Our analysis of the genomic organization of the PI4KA gene in human Chr22 revealed important details with potential implications in human disease. First, the gene is located in the 22q11.2 locus that is known for its genetic instability. This is due to the presence of low copy sequence repeats (LCRs) that can result in recombination defects causing “22q11.2 deletion syndromes” [38
]. Intriguingly, these repeats contain two partial copies of the PI4KA gene containing most (but not all) exons (exon 24 and from exon 33 upward) comprising part of what encodes the PI4KIIIα catalytic domain. These observations are even more revealing in light of the high expression of PI4KA transcript (together with smaller transcript variants) in the K562 erythroleukemia cell line along with a number of other genes, all of which are located in the 22q11.2 locus. It is also notable that several genes that are found highly expressed in correlation with PI4KA are located in 22q11.2 and are involved in FGF signaling (see ). CRKL is a member of the Crk family of adaptor proteins that is a downstream target of Fgf receptors 1 and 2 and is a target of tyrosine phosphorylation by the BCR-Abl tyrosine kinase in CML cells [39
]. THAP7 is a histone tail-binding protein that represses transcription by recruiting the HDAC3 histone deacetylase to transcriptional complexes [41
] and a close relationship between Fgf signaling and histone deacetylation has been documented [42
]. In this context it is notable that downregulation of PI4KIIIα in zebrafish embryos results in defective Fgf signaling [44
]. However, it will require further studies to determine whether PI4KA haploinsufficiency contributes to some of the symptoms associated with 22q11.2 deletion syndromes.
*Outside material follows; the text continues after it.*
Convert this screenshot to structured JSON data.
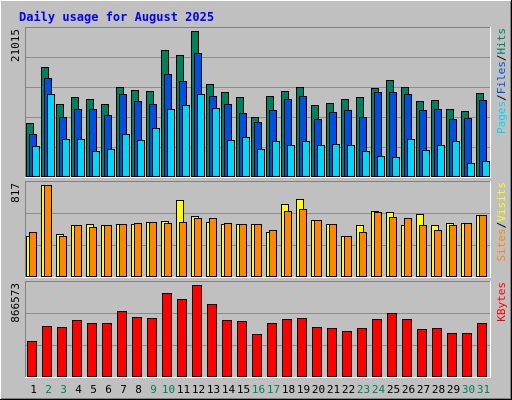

In summary, the present study shows that the functionally relevant PI4KIIIα protein is the larger isoform 2 and that isoform 1, even if exists, is present at undetectable levels and encodes a catalytically inactive protein. These studies help to clarify the significance of the distinct isoforms listed in the GenBank and to draw attention to this enzyme as a potentially important candidate in several forms of human diseases associated with the human Chr22q11 region.